Deux chapitres remarquables sont consacrés aux effets complexes des politiques publiques (nationale et municipale) en matière de gentrification. Celles-ci expliquent en grande partie que le phénomène soit plus tardif et plus limité à Paris qu’à Londres ou New York. Ainsi, le contrôle des loyers par la loi de 1948 l’a clairement freiné. Et les opérations de rénovation ont finalement permis l’accroissement du parc social à Paris, qui est, avec l’appropriation par les immigrés des quartiers populaires, le frein le plus efficace à la gentrification. La construction de logements sociaux, un temps abandonnée sous le mandat de Jean Tiberi, est relancée à partir de 2001 par la municipalité socialiste : leur part est passée de 13,4 % à cette date à 17,6 % en 2011. Ces réalisations se heurtent pourtant à une double limite : on détruit plus de logements au loyer modeste que l’on ne construit de logements sociaux, et certains d’entre eux (en prêt locatif social) ne sont accessibles qu’à 5 % des demandeurs de logement social. Enfin, la géographe juge l’encadrement des loyers introduit en 2012 « insuffisant pour (…) contrer la gentrification ». Car la politique de mixité sociale poursuivie dans les quartiers populaires, en ne prenant pas en compte la gentrification et la destruction de l’habitat social de fait, contribue finalement à réduire les logements accessibles aux classes populaires dans Paris !

Anne Clerval montre bien que, loin d’être un fatum, la gentrification résulte « du mode de production capitaliste de la ville ». Mais le processus semble à l’heure actuelle inexorable, et d’autant plus violent pour les classes populaires que leurs choix résidentiels se restreignent… Le droit à la ville, mentionné en conclusion, pourrait peut-être constituer une réponse efficace. Qui s’en saisira concrètement ?

Jean Vettraino



1 L’auteur s’inscrit dans la lignée des travaux de géographie marxiste anglo-saxons, ceux de David Harvey et Neil Smith en particulier (auquel l’ouvrage est dédicacé). Elle écrit, p. 37 : « La finance dans les villes mondiales n’est plus seulement l’auxiliaire de la production de marchandises, mais devient elle-même une source de plus-value. Or (…) la gentrification a acquis une place stratégique dans le marché immobilier et bancaire, et dans la production de la plus-value financière. (…) De centre de production industrielle, Paris est (…) devenu un pôle de commandement de l’économie mondiale (…).
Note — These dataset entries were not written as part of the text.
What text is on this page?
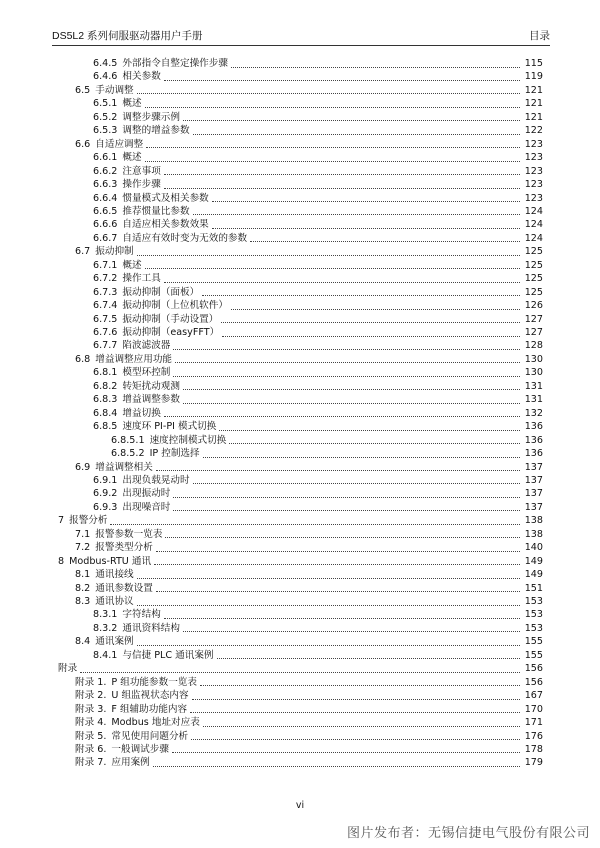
DS5L2 系列伺服驱动器用户手册	目录
6.4.5 外部指令自整定操作步骤	115
6.4.6 相关参数	119
6.5 手动调整	121
6.5.1 概述	121
6.5.2 调整步骤示例	121
6.5.3 调整的增益参数	122
6.6 自适应调整	123
6.6.1 概述	123
6.6.2 注意事项	123
6.6.3 操作步骤	123
6.6.4 惯量模式及相关参数	123
6.6.5 推荐惯量比参数	124
6.6.6 自适应相关参数效果	124
6.6.7 自适应有效时变为无效的参数	124
6.7 振动抑制	125
6.7.1 概述	125
6.7.2 操作工具	125
6.7.3 振动抑制（面板）	125
6.7.4 振动抑制（上位机软件）	126
6.7.5 振动抑制（手动设置）	127
6.7.6 振动抑制（easyFFT）	127
6.7.7 陷波滤波器	128
6.8 增益调整应用功能	130
6.8.1 模型环控制	130
6.8.2 转矩扰动观测	131
6.8.3 增益调整参数	131
6.8.4 增益切换	132
6.8.5 速度环 PI-PI 模式切换	136
6.8.5.1 速度控制模式切换	136
6.8.5.2 IP 控制选择	136
6.9 增益调整相关	137
6.9.1 出现负载晃动时	137
6.9.2 出现振动时	137
6.9.3 出现噪音时	137
7 报警分析	138
7.1 报警参数一览表	138
7.2 报警类型分析	140
8 Modbus-RTU 通讯	149
8.1 通讯接线	149
8.2 通讯参数设置	151
8.3 通讯协议	153
8.3.1 字符结构	153
8.3.2 通讯资料结构	153
8.4 通讯案例	155
8.4.1 与信捷 PLC 通讯案例	155
附录	156
附录 1. P 组功能参数一览表	156
附录 2. U 组监视状态内容	167
附录 3. F 组辅助功能内容	170
附录 4. Modbus 地址对应表	171
附录 5. 常见使用问题分析	176
附录 6. 一般调试步骤	178
附录 7. 应用案例	179
vi
图片发布者：无锡信捷电气股份有限公司
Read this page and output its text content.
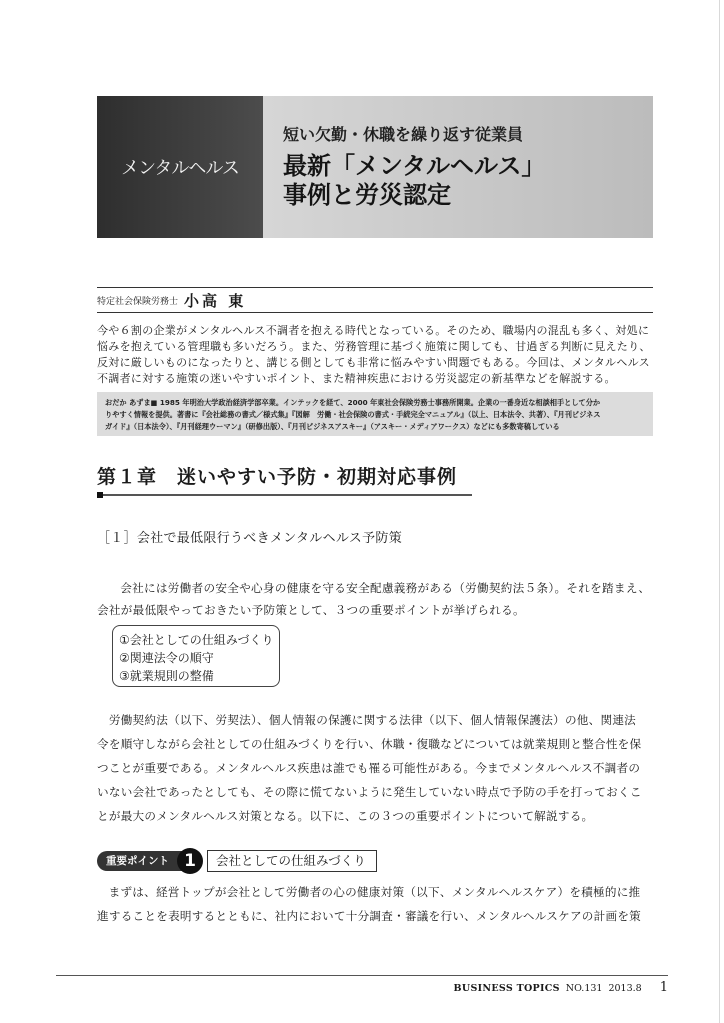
メンタルヘルス
短い欠勤・休職を繰り返す従業員
最新「メンタルヘルス」
事例と労災認定
特定社会保険労務士 小高 東

今や６割の企業がメンタルヘルス不調者を抱える時代となっている。そのため、職場内の混乱も多く、対処に

悩みを抱えている管理職も多いだろう。また、労務管理に基づく施策に関しても、甘過ぎる判断に見えたり、

反対に厳しいものになったりと、講じる側としても非常に悩みやすい問題でもある。今回は、メンタルヘルス

不調者に対する施策の迷いやすいポイント、また精神疾患における労災認定の新基準などを解説する。

おだか あずま■ 1985 年明治大学政治経済学部卒業。インテックを経て、2000 年東社会保険労務士事務所開業。企業の一番身近な相談相手として分か

りやすく情報を提供。著書に『会社総務の書式／様式集』『図解　労働・社会保険の書式・手続完全マニュアル』（以上、日本法令、共著）、『月刊ビジネス

ガイド』（日本法令）、『月刊経理ウーマン』（研修出版）、『月刊ビジネスアスキー』（アスキー・メディアワークス）などにも多数寄稿している

第１章　迷いやすい予防・初期対応事例
［１］会社で最低限行うべきメンタルヘルス予防策

会社には労働者の安全や心身の健康を守る安全配慮義務がある（労働契約法５条）。それを踏まえ、

会社が最低限やっておきたい予防策として、３つの重要ポイントが挙げられる。

①会社としての仕組みづくり
②関連法令の順守
③就業規則の整備

　労働契約法（以下、労契法）、個人情報の保護に関する法律（以下、個人情報保護法）の他、関連法

令を順守しながら会社としての仕組みづくりを行い、休職・復職などについては就業規則と整合性を保

つことが重要である。メンタルヘルス疾患は誰でも罹る可能性がある。今までメンタルヘルス不調者の

いない会社であったとしても、その際に慌てないように発生していない時点で予防の手を打っておくこ

とが最大のメンタルヘルス対策となる。以下に、この３つの重要ポイントについて解説する。

重要ポイント 1	会社としての仕組みづくり

まずは、経営トップが会社として労働者の心の健康対策（以下、メンタルヘルスケア）を積極的に推

進することを表明するとともに、社内において十分調査・審議を行い、メンタルヘルスケアの計画を策

BUSINESS TOPICS NO.131 2013.8 1
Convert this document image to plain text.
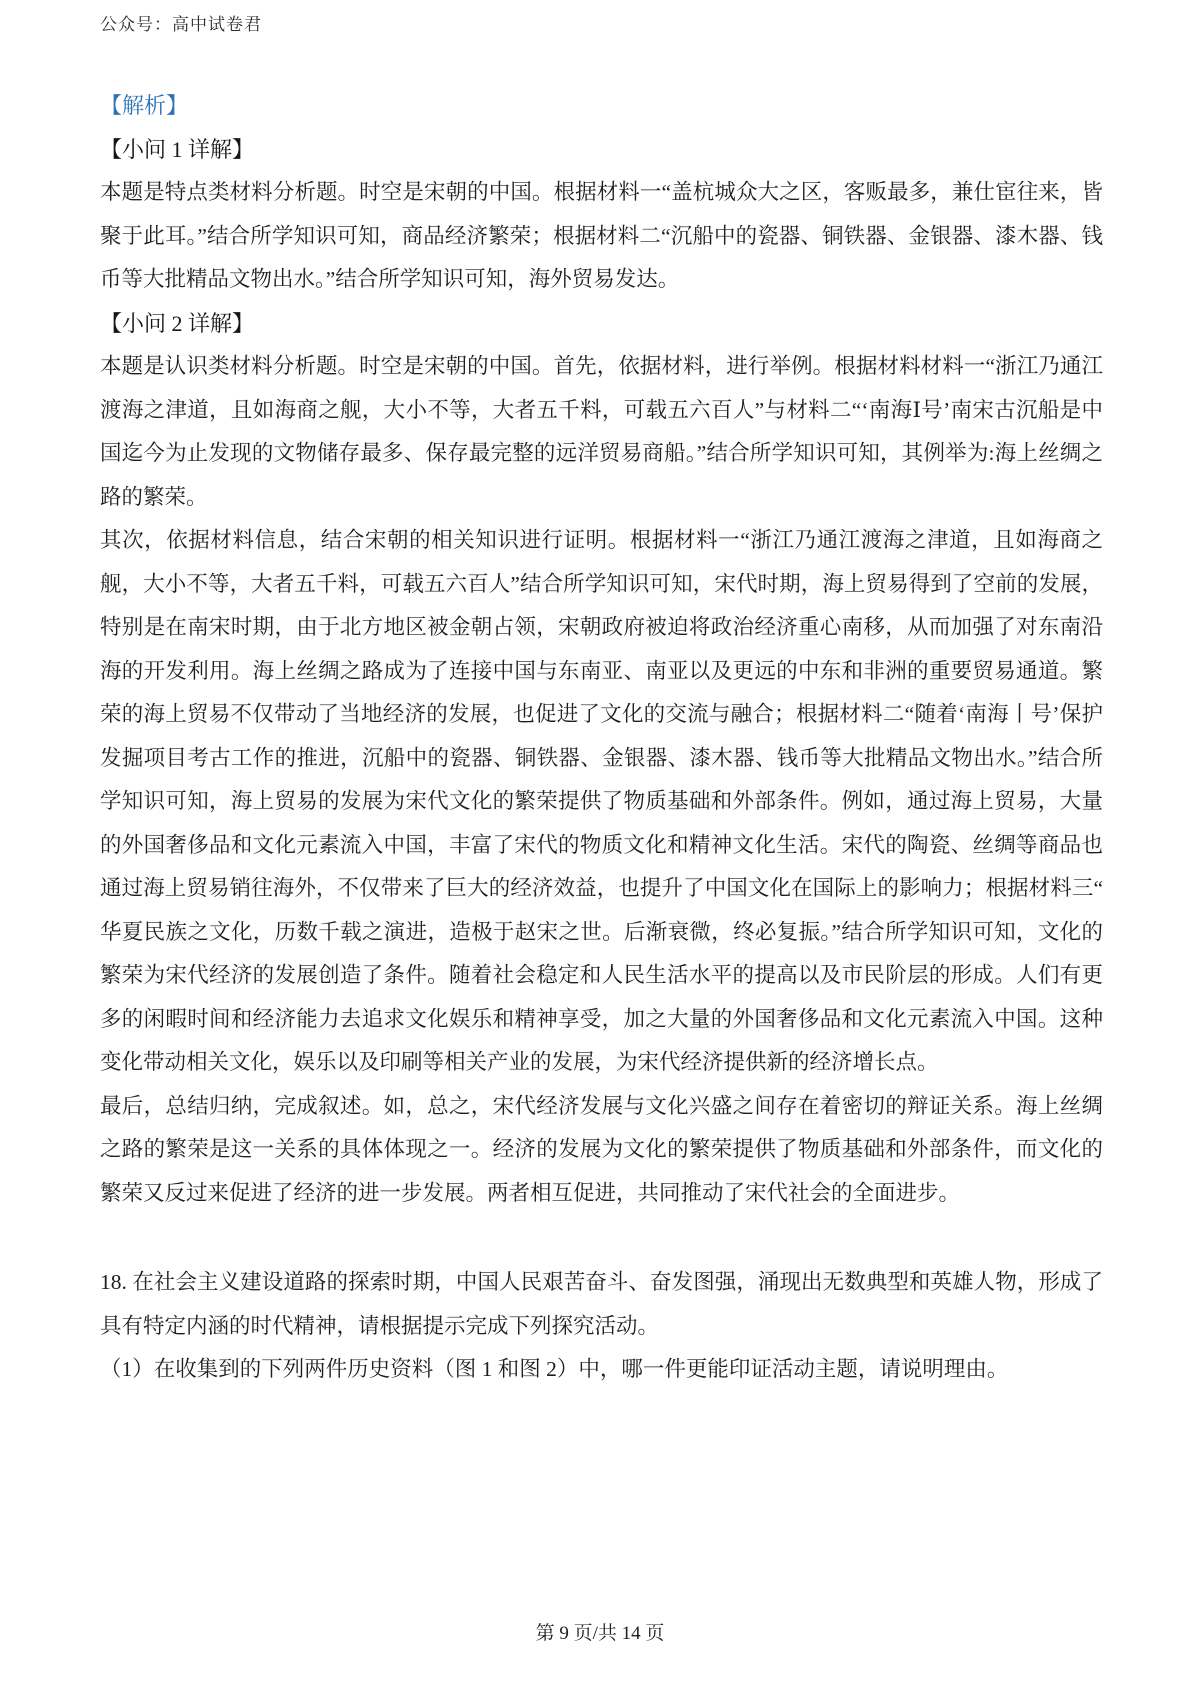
公众号：高中试卷君
【解析】
【小问 1 详解】
本题是特点类材料分析题。时空是宋朝的中国。根据材料一“盖杭城众大之区，客贩最多，兼仕宦往来，皆聚于此耳。”结合所学知识可知，商品经济繁荣；根据材料二“沉船中的瓷器、铜铁器、金银器、漆木器、钱币等大批精品文物出水。”结合所学知识可知，海外贸易发达。
【小问 2 详解】
本题是认识类材料分析题。时空是宋朝的中国。首先，依据材料，进行举例。根据材料材料一“浙江乃通江渡海之津道，且如海商之舰，大小不等，大者五千料，可载五六百人”与材料二“‘南海Ⅰ号’南宋古沉船是中国迄今为止发现的文物储存最多、保存最完整的远洋贸易商船。”结合所学知识可知，其例举为:海上丝绸之路的繁荣。
其次，依据材料信息，结合宋朝的相关知识进行证明。根据材料一“浙江乃通江渡海之津道，且如海商之舰，大小不等，大者五千料，可载五六百人”结合所学知识可知，宋代时期，海上贸易得到了空前的发展，特别是在南宋时期，由于北方地区被金朝占领，宋朝政府被迫将政治经济重心南移，从而加强了对东南沿海的开发利用。海上丝绸之路成为了连接中国与东南亚、南亚以及更远的中东和非洲的重要贸易通道。繁荣的海上贸易不仅带动了当地经济的发展，也促进了文化的交流与融合；根据材料二“随着‘南海丨号’保护发掘项目考古工作的推进，沉船中的瓷器、铜铁器、金银器、漆木器、钱币等大批精品文物出水。”结合所学知识可知，海上贸易的发展为宋代文化的繁荣提供了物质基础和外部条件。例如，通过海上贸易，大量的外国奢侈品和文化元素流入中国，丰富了宋代的物质文化和精神文化生活。宋代的陶瓷、丝绸等商品也通过海上贸易销往海外，不仅带来了巨大的经济效益，也提升了中国文化在国际上的影响力；根据材料三“　华夏民族之文化，历数千载之演进，造极于赵宋之世。后渐衰微，终必复振。”结合所学知识可知，文化的繁荣为宋代经济的发展创造了条件。随着社会稳定和人民生活水平的提高以及市民阶层的形成。人们有更多的闲暇时间和经济能力去追求文化娱乐和精神享受，加之大量的外国奢侈品和文化元素流入中国。这种变化带动相关文化，娱乐以及印刷等相关产业的发展，为宋代经济提供新的经济增长点。
最后，总结归纳，完成叙述。如，总之，宋代经济发展与文化兴盛之间存在着密切的辩证关系。海上丝绸之路的繁荣是这一关系的具体体现之一。经济的发展为文化的繁荣提供了物质基础和外部条件，而文化的繁荣又反过来促进了经济的进一步发展。两者相互促进，共同推动了宋代社会的全面进步。
18. 在社会主义建设道路的探索时期，中国人民艰苦奋斗、奋发图强，涌现出无数典型和英雄人物，形成了具有特定内涵的时代精神，请根据提示完成下列探究活动。
（1）在收集到的下列两件历史资料（图 1 和图 2）中，哪一件更能印证活动主题，请说明理由。
第 9 页/共 14 页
Elle est également un centre d’accumulation capitaliste en soi, que ce soit en tant que centre de consommation ou comme lieu de spéculation immobilière, deux domaines dans lesquels la gentrification joue un rôle non négligeable. »

2 Décalque du « gentrifiers » de la littérature anglo-saxonne.

3 Sophie Corbillé, Paris bourgeoise, Paris Bohème. La ruée vers l’Est, Puf, 2013.